The detailed address of the normal data file data is composed of BASE64 encoded 18-bit ROWID, in the following form:
OOOOOOFFFBBBBBBRRROOOOOO:6位,data object idFFF: 3位,relative_fnoBBBBBB:6位,data block numberRRR: 3位,row number
To query the information for a row in a table:
SELECT SUBSTR (ROWID, 1, 6) "object", SUBSTR (ROWID, 7, 3) "file", SUBSTR (ROWID, 10, 6) "block", SUBSTR (ROWID, 16, 3) "row" FROM hr.employees WHERE ROWNUM = 1; "object" "file" "block" "row"AAAMg6 AAF AAAABY
You can also use Dbms_rowid:
SELECT DBMS_ROWID.rowid_object (ROWID) obj#, DBMS_ROWID.rowid_relative_fno (ROWID) rfile#, DBMS_ROWID.rowid_block_number (ROWID) block#, DBMS_ROWID.rowid_row_number (ROWID) row#, FROM hr.employees WHERE ROWNUM = 1;
rowID converted to 2 binary number:
32bit obj# + 10bit file# + 22bit block# + 16bit row#
From this we can draw the following conclusions:
Maximum number of obj in a library =2^32=4g
Maximum file number of a tablespace =2^10=1024 (excluding file_id=0 data files, total 1023)
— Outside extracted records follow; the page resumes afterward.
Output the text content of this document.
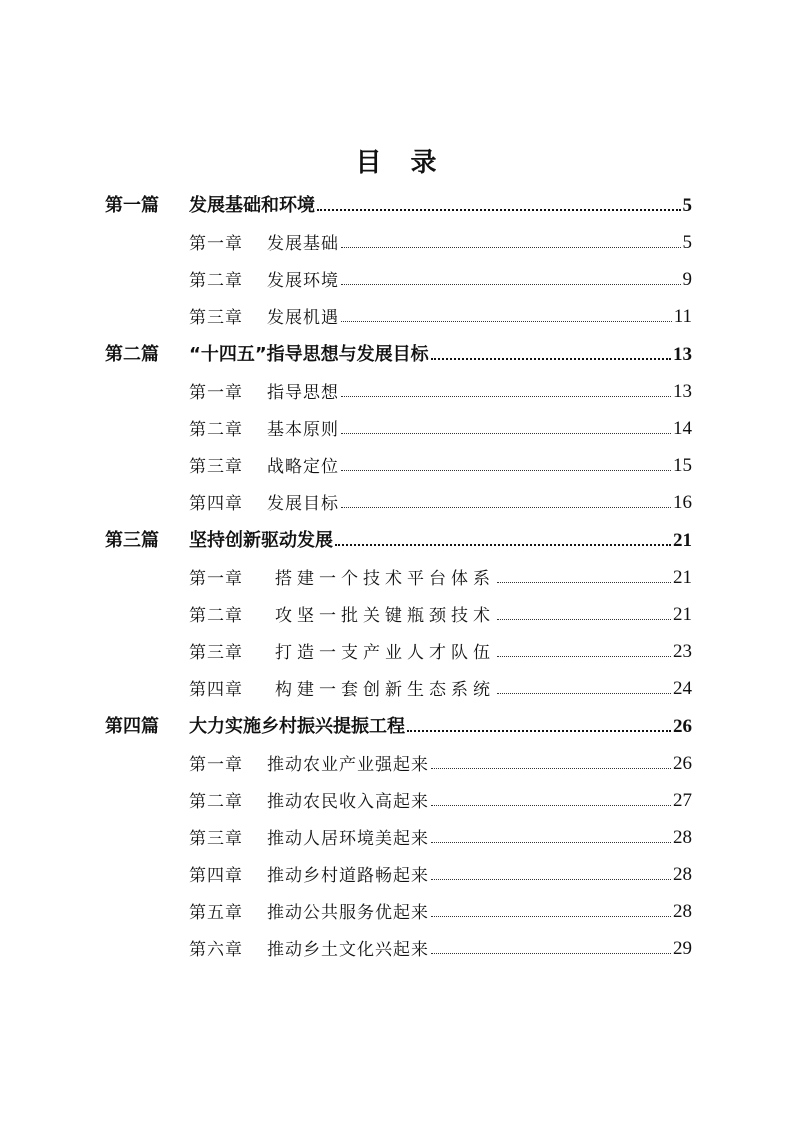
目 录
第一篇 发展基础和环境	5
第一章 发展基础	5
第二章 发展环境	9
第三章 发展机遇	11
第二篇 “十四五”指导思想与发展目标	13
第一章 指导思想	13
第二章 基本原则	14
第三章 战略定位	15
第四章 发展目标	16
第三篇 坚持创新驱动发展	21
第一章 搭建一个技术平台体系	21
第二章 攻坚一批关键瓶颈技术	21
第三章 打造一支产业人才队伍	23
第四章 构建一套创新生态系统	24
第四篇 大力实施乡村振兴提振工程	26
第一章 推动农业产业强起来	26
第二章 推动农民收入高起来	27
第三章 推动人居环境美起来	28
第四章 推动乡村道路畅起来	28
第五章 推动公共服务优起来	28
第六章 推动乡土文化兴起来	29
Maximum block number of a data file =2^22=4m=4194303
The maximum number of data rows in a block =2^16=64k
Restrictions please refer to: https://docs.oracle.com/cd/B19306_01/server.102/b14237/limits.htm#REFRN004
Oracle 10g introduces large file table spaces that can exceed the file size limit above.
In a large file tablespace, a table space contains only one file, and the 3-bit relative_fno in rowID no longer needs to save relative file number information, extending all the Block,rowid to OOOOOO.BBBBBBBBB.RRR.
rowID converted to 2 binary number:
32bit obj# + 32bit block# + 16bit row#
Maximum block number of a data file =2^32=4g
Therefore, for the same 8K data block, the file capacity of the large file table space is capped at 32TB.
The file number of the large file tablespace starts with 1024.
Large file table spaces do not support undo,temporary and system table spaces.